As recently as June 23rd the Cubs were 8 1/2 games behind the upstart Brewers. As badly as the Cubs started this season, the Brewers were the opposite. The hottest team in the first 2 months of the season was the Milwaukee Brewers. A lot of pundits claimed that this was the changing of the guard, and that the Brewers had arrived. I didn’t see Ruth play or anything, but I’ve been following baseball for most of my life. I knew that a team like the Brewers was going to falter. This wasn’t the vaunted Yankees who had bought the best team in the league. The 2007 Brewers are a very young team that has enough veteran pitching to make them dangerous. That was the case early in the year. Injuries, slumps, youth and a long season all combine for knocking teams that don’t belong in the playoffs out of the playoffs.
I’m sure you’re thinking of the Cardinals last year (I know Will is). Shudder to think that I am too, but I have to say that they were a solid team, and the Detroit threw up all over themselves (or more accurately the pitchers mound). So maybe the better team doesn’t always win, but I do know that over an 162 game schedule, the better teams prevail. So that’s how I knew that the Brewers were doomed. They’re not a great team. Sure, they could line up a few wins, get back into first place and cause Lou and the Cubs some headaches, but when it’s all said and done, Prince Fielder and the “Brew Crew” are going to be chillaxing when October rolls around. Just in time for Oktoberfest.

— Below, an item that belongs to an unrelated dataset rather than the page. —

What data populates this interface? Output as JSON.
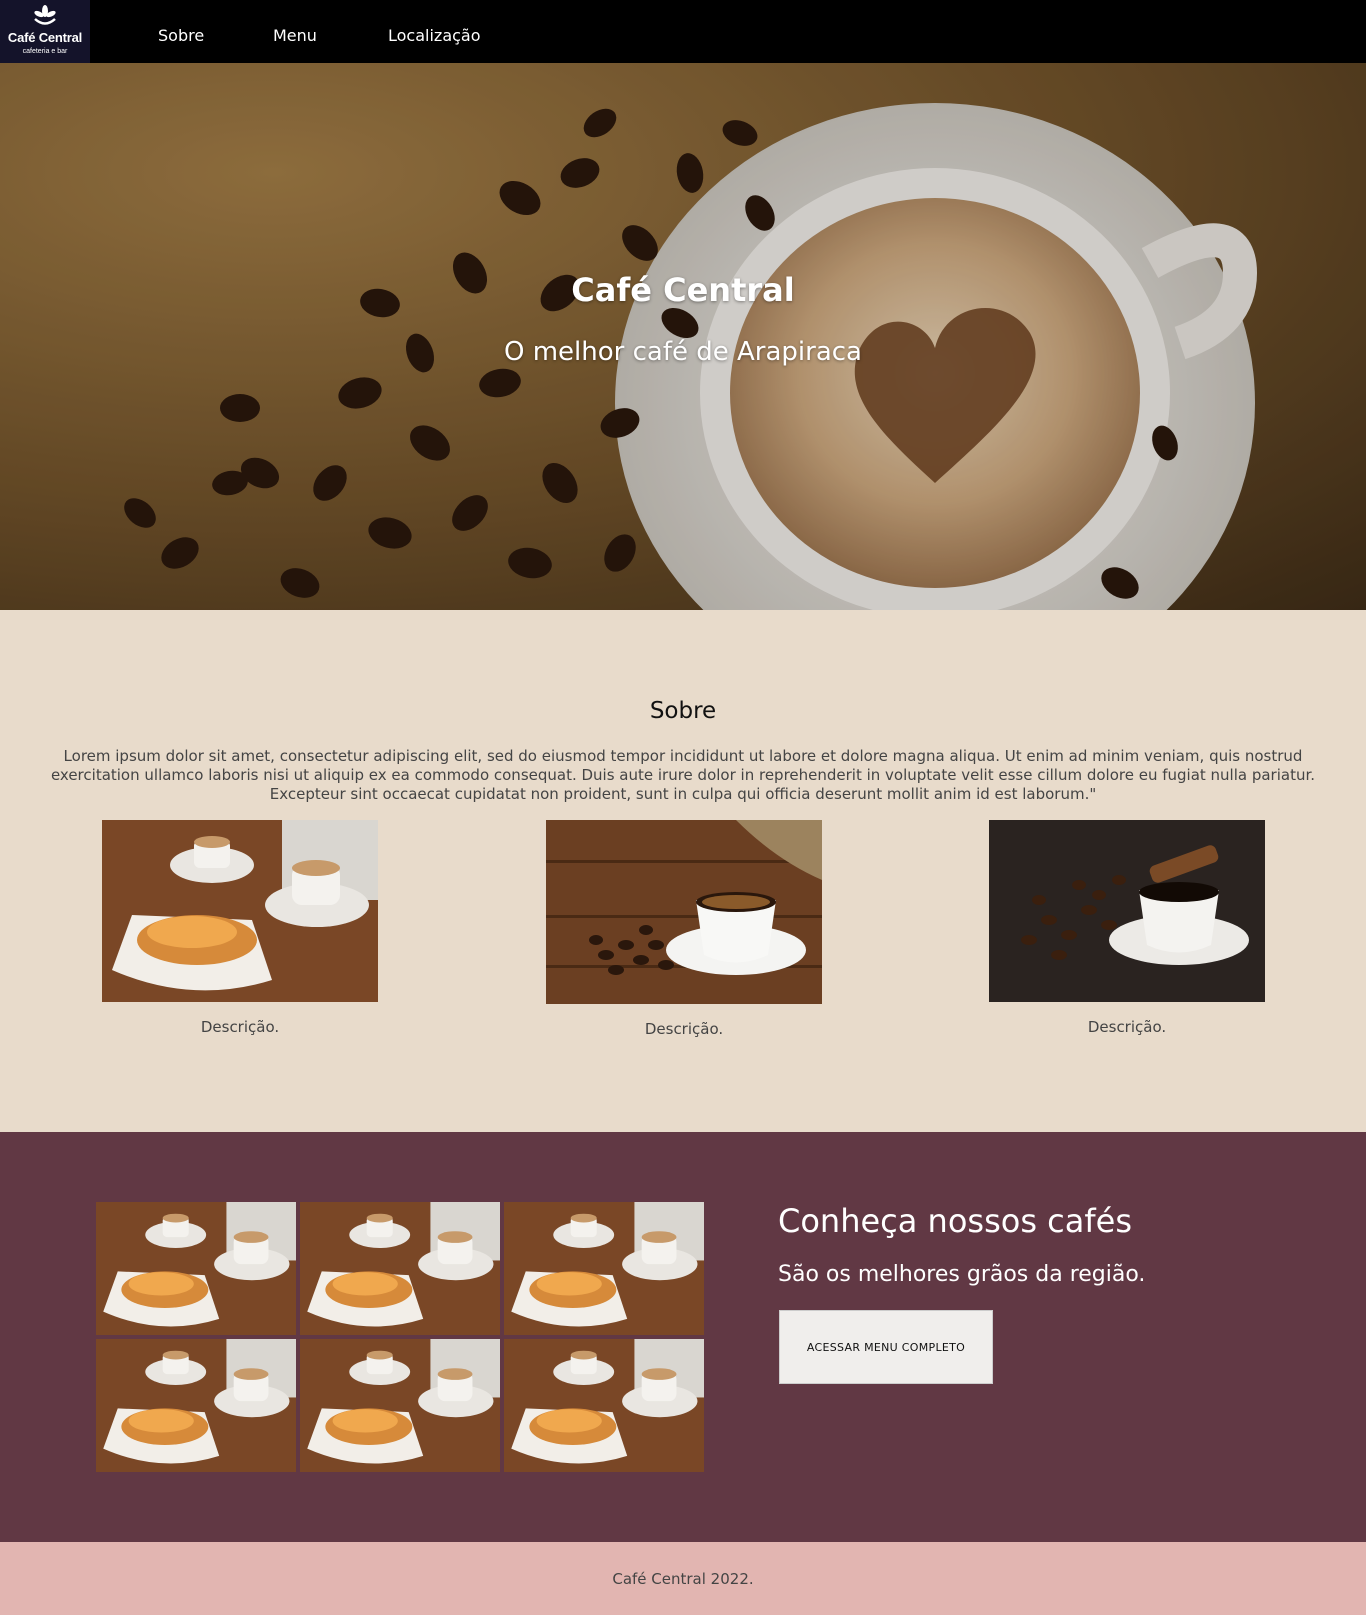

Onto the Cubs. They have a long long way to go to be competitive with the likes of the newly-fortified Braves and even the injury-ravaged Mets, not to mention whomever comes out of the West. The bullpen needs help and people need to stay healthy. I like the rotation. Who wouldn’t like a playoff rotation that had Zambrano going twice and fillerup with Lilly and Marquis. Now I’ll grant you that Lilly and Marquis are not Peavy, Young, Maddux and Wells, but they’re also not too different from Smoltz, Hudson, and James in Atlanta, or Maine, Perez, and Glavine on the Mets. So in the National League I think the Cubs staff shapes up pretty well. I’ll hold off on talking about how they might compare to the top AL staffs until we get a little further down the line.
Congratulations Cubs, Lou, Jim Hendry and all Cubs fans. The team took a little while to get on track but it’s nice to see how far they’ve come.